Sabtu. Minggu Biasa XXV, Hari Biasa (H)
- Pkh 11:9-12:8
- Mzm 90:3-4.5-6.12-13.14.17
- Luk 9:43b-45
Lectio
43 b) Ketika semua orang itu masih heran karena segala yang diperbuat-Nya itu, Yesus berkata kepada murid-murid-Nya: 44 “Dengarlah dan camkanlah segala perkataan-Ku ini: Anak Manusia akan diserahkan ke dalam tangan manusia.”
45 Mereka tidak mengerti perkataan itu, sebab artinya tersembunyi bagi mereka, sehingga mereka tidak dapat memahaminya. Dan mereka tidak berani menanyakan arti perkataan itu kepada-Nya.
Meditatio-Exegese
Ingatlah akan Penciptamu pada masa mudamu
Rentang waktu hidup manusia sangat pendek dan dipenuhi dengan kesia-siaan (Pkh. 11:8). Umur panjang yang dianggap sebagai berkat, bagi guru kebijaksanaan tetap dipenuhi kesia-siaan saat dihadapkan pada hari-hari yang gelap.

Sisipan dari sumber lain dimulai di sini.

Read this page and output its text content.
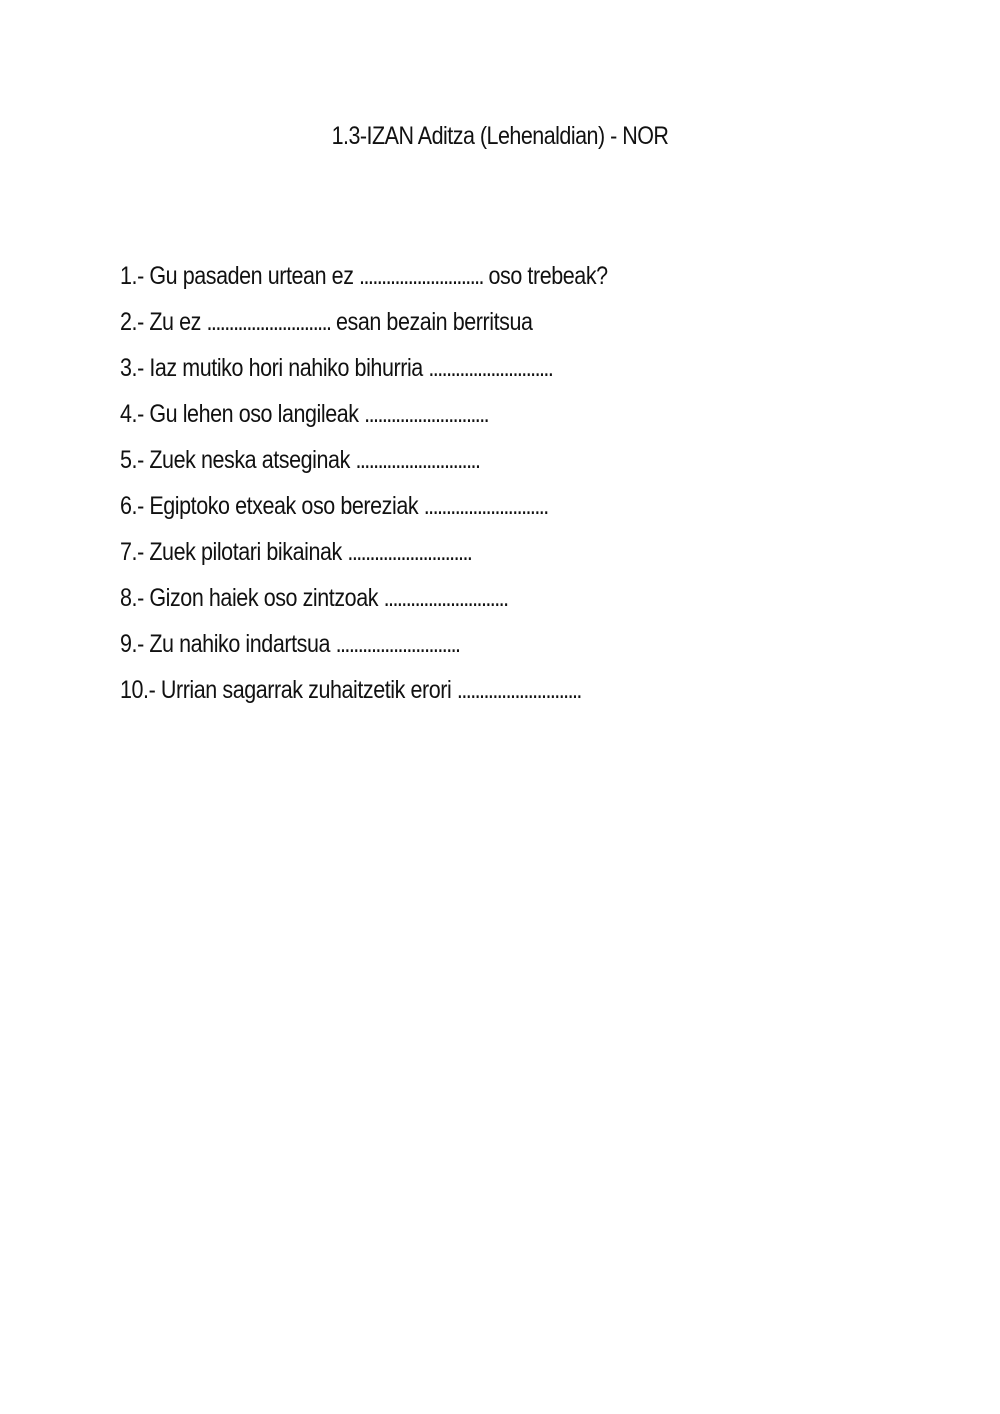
1.3-IZAN Aditza (Lehenaldian) - NOR
1.- Gu pasaden urtean ez ............................ oso trebeak?
2.- Zu ez ............................ esan bezain berritsua
3.- Iaz mutiko hori nahiko bihurria ............................
4.- Gu lehen oso langileak ............................
5.- Zuek neska atseginak ............................
6.- Egiptoko etxeak oso bereziak ............................
7.- Zuek pilotari bikainak ............................
8.- Gizon haiek oso zintzoak ............................
9.- Zu nahiko indartsua ............................
10.- Urrian sagarrak zuhaitzetik erori ............................
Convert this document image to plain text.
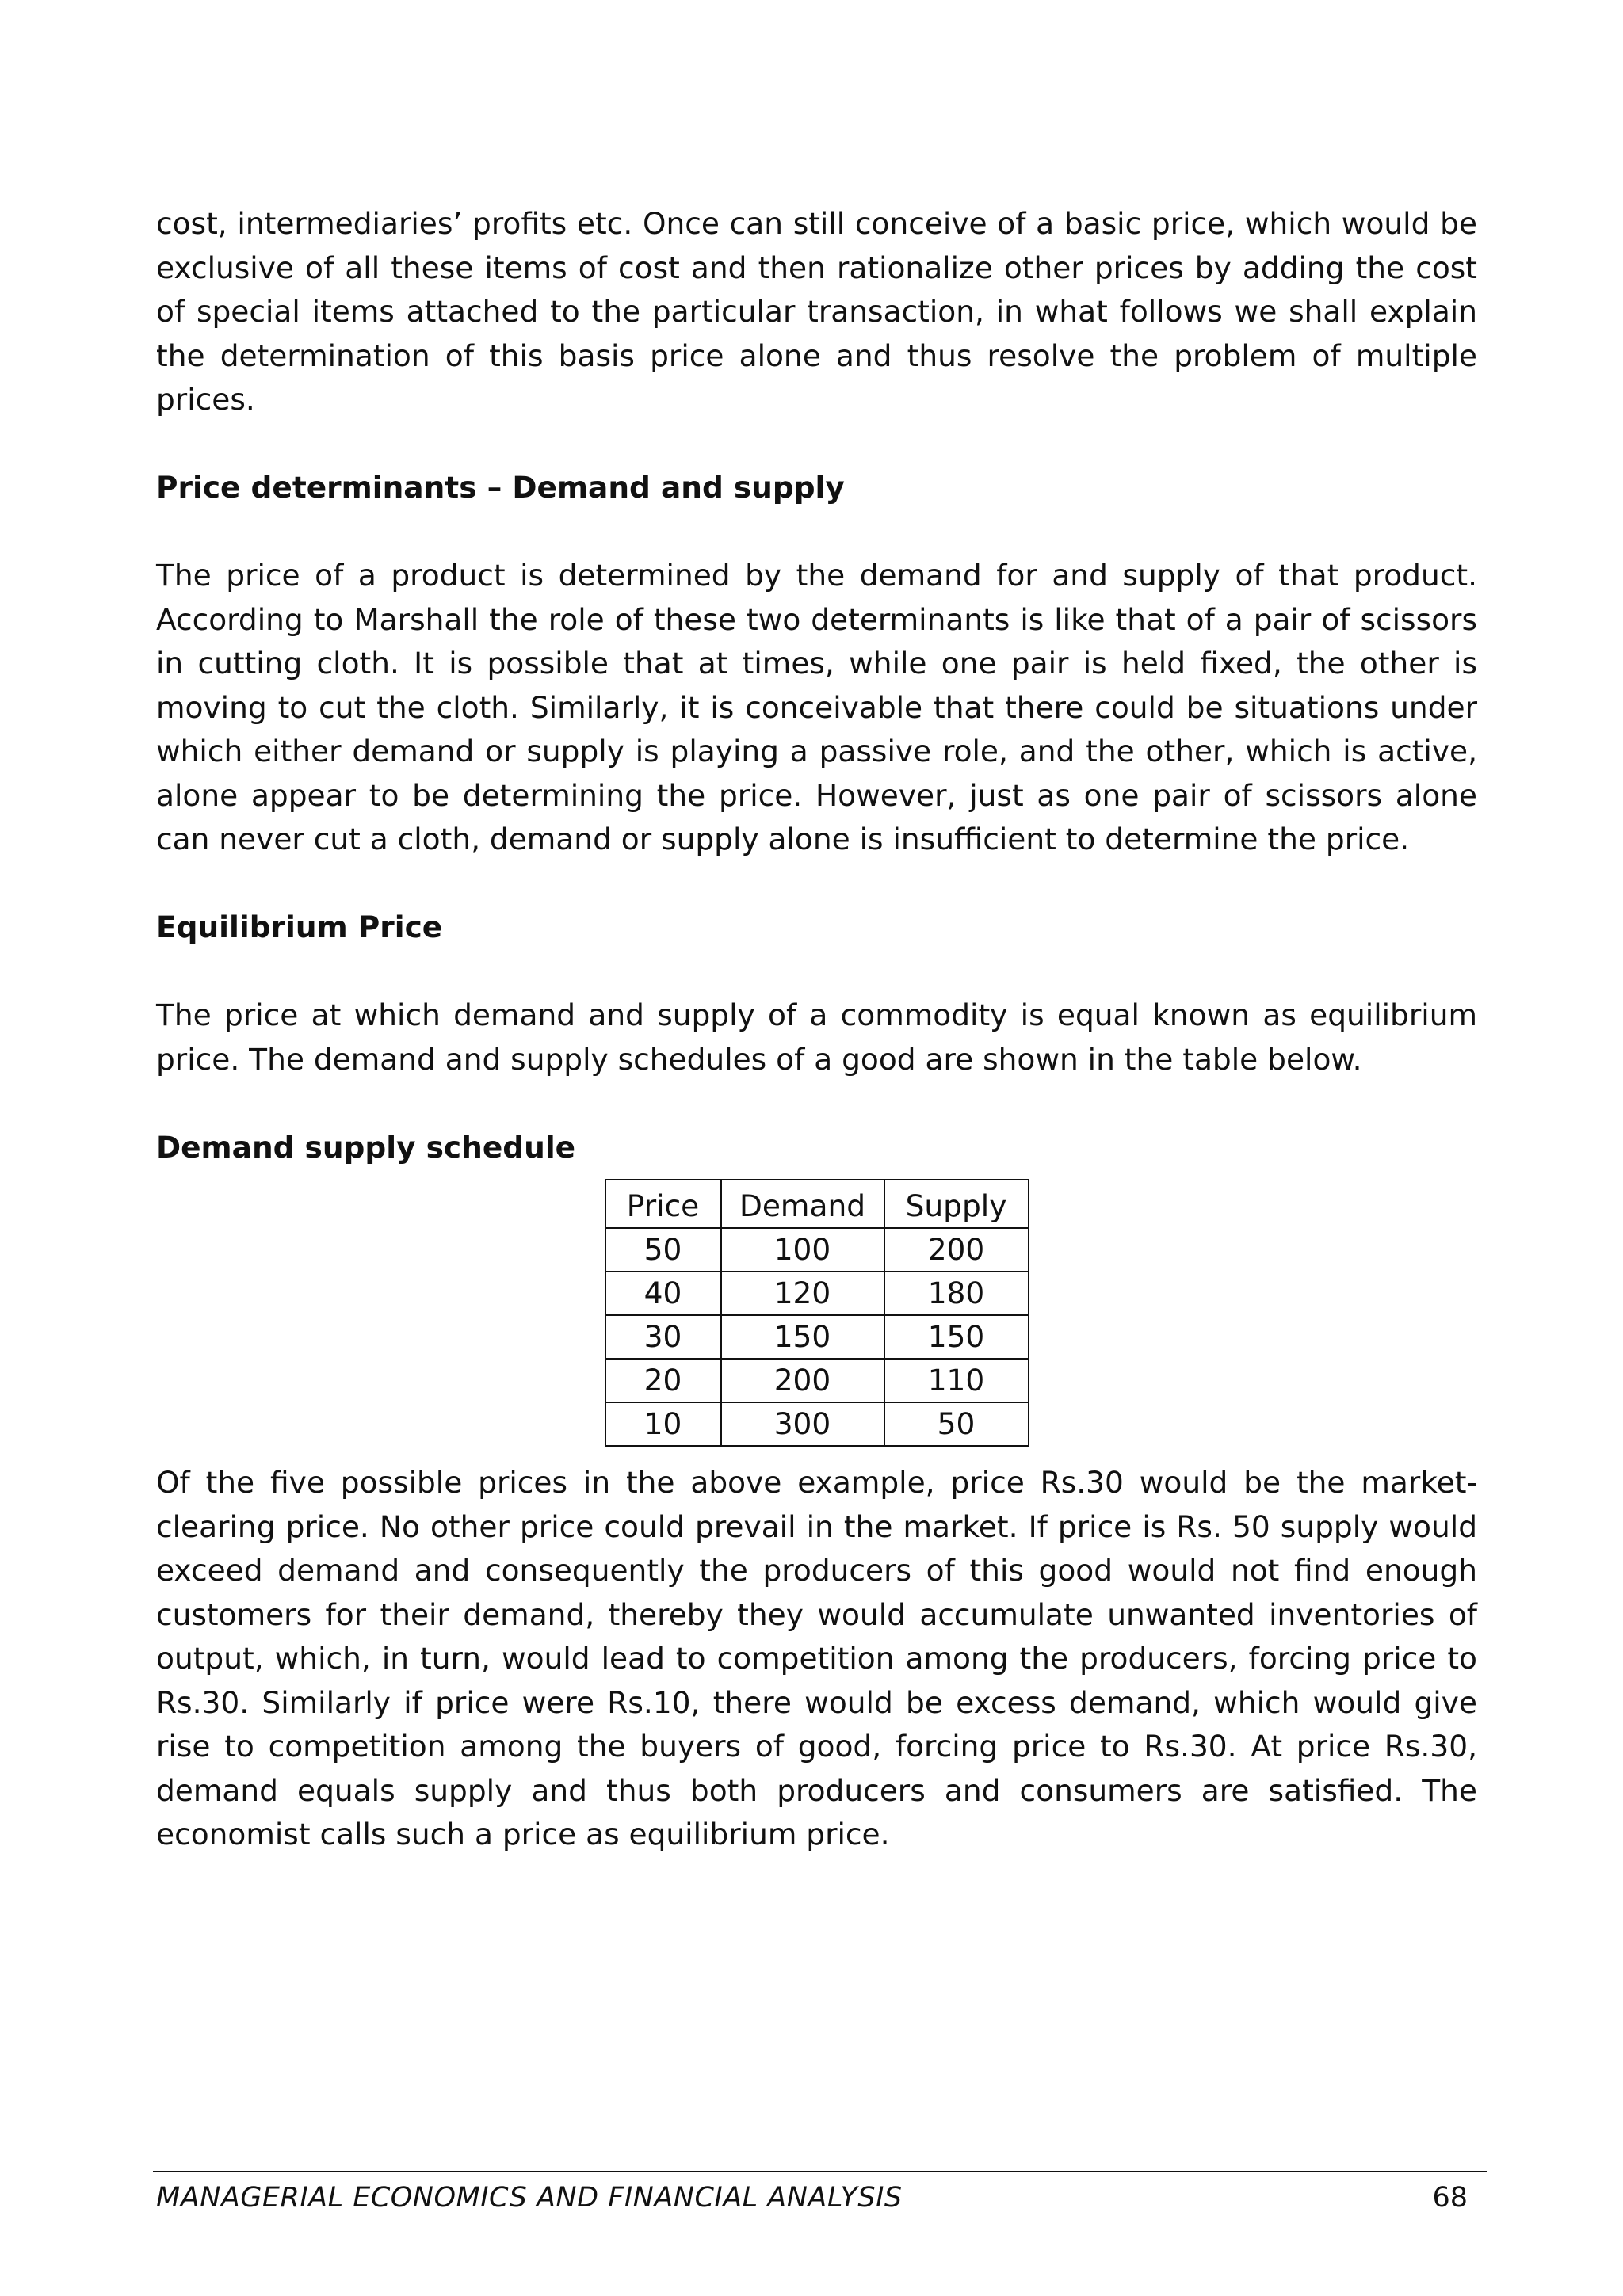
cost, intermediaries’ profits etc. Once can still conceive of a basic price, which would be exclusive of all these items of cost and then rationalize other prices by adding the cost of special items attached to the particular transaction, in what follows we shall explain the determination of this basis price alone and thus resolve the problem of multiple prices.

Price determinants – Demand and supply

The price of a product is determined by the demand for and supply of that product. According to Marshall the role of these two determinants is like that of a pair of scissors in cutting cloth. It is possible that at times, while one pair is held fixed, the other is moving to cut the cloth. Similarly, it is conceivable that there could be situations under which either demand or supply is playing a passive role, and the other, which is active, alone appear to be determining the price. However, just as one pair of scissors alone can never cut a cloth, demand or supply alone is insufficient to determine the price.

Equilibrium Price

The price at which demand and supply of a commodity is equal known as equilibrium price. The demand and supply schedules of a good are shown in the table below.

Demand supply schedule

Price	Demand	Supply
50	100	200
40	120	180
30	150	150
20	200	110
10	300	50

Of the five possible prices in the above example, price Rs.30 would be the market-clearing price. No other price could prevail in the market. If price is Rs. 50 supply would exceed demand and consequently the producers of this good would not find enough customers for their demand, thereby they would accumulate unwanted inventories of output, which, in turn, would lead to competition among the producers, forcing price to Rs.30. Similarly if price were Rs.10, there would be excess demand, which would give rise to competition among the buyers of good, forcing price to Rs.30. At price Rs.30, demand equals supply and thus both producers and consumers are satisfied. The economist calls such a price as equilibrium price.

MANAGERIAL ECONOMICS AND FINANCIAL ANALYSIS	68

Masa hidup yang singkat rentan pada gaya hidup hedonistik atau materialistik, seperti kisah si bungsu yang menjual seluruh warisannya untuk dihabiskan dalam foya-foya dan pesta pora (Luk. 15:12-13). Maka, pengkhotbah mengingatkan (Pkh. 11:9), “Allah akan membawa engkau ke pengadilan.”, adducet te Deus in iudicium.
Menjelang kematian, tiap pribadi bisa menengok masa muda yang telah berlalu menjelang kedatangan kematian dan tahun-tahun yang mungkin akan dilalui. Ia bisa berkata tentang kegetiran jiwa, “Tak ada kesenangan bagiku di dalamnya.” (Pkh. 12:1).
Nada sepi, hampa dan tanpa harapan digemakan, “sebelum matahari dan terang, bulan dan bintang-bintang menjadi gelap, dan awan-awan datang kembali sesudah hujan, pada waktu penjaga-penjaga rumah gemetar, dan orang-orang kuat membungkuk, dan perempuan-perempuan penggiling berhenti karena berkurang jumlahnya, dan yang melihat dari jendela semuanya menjadi kabur.” (Pkh. 12:2-3).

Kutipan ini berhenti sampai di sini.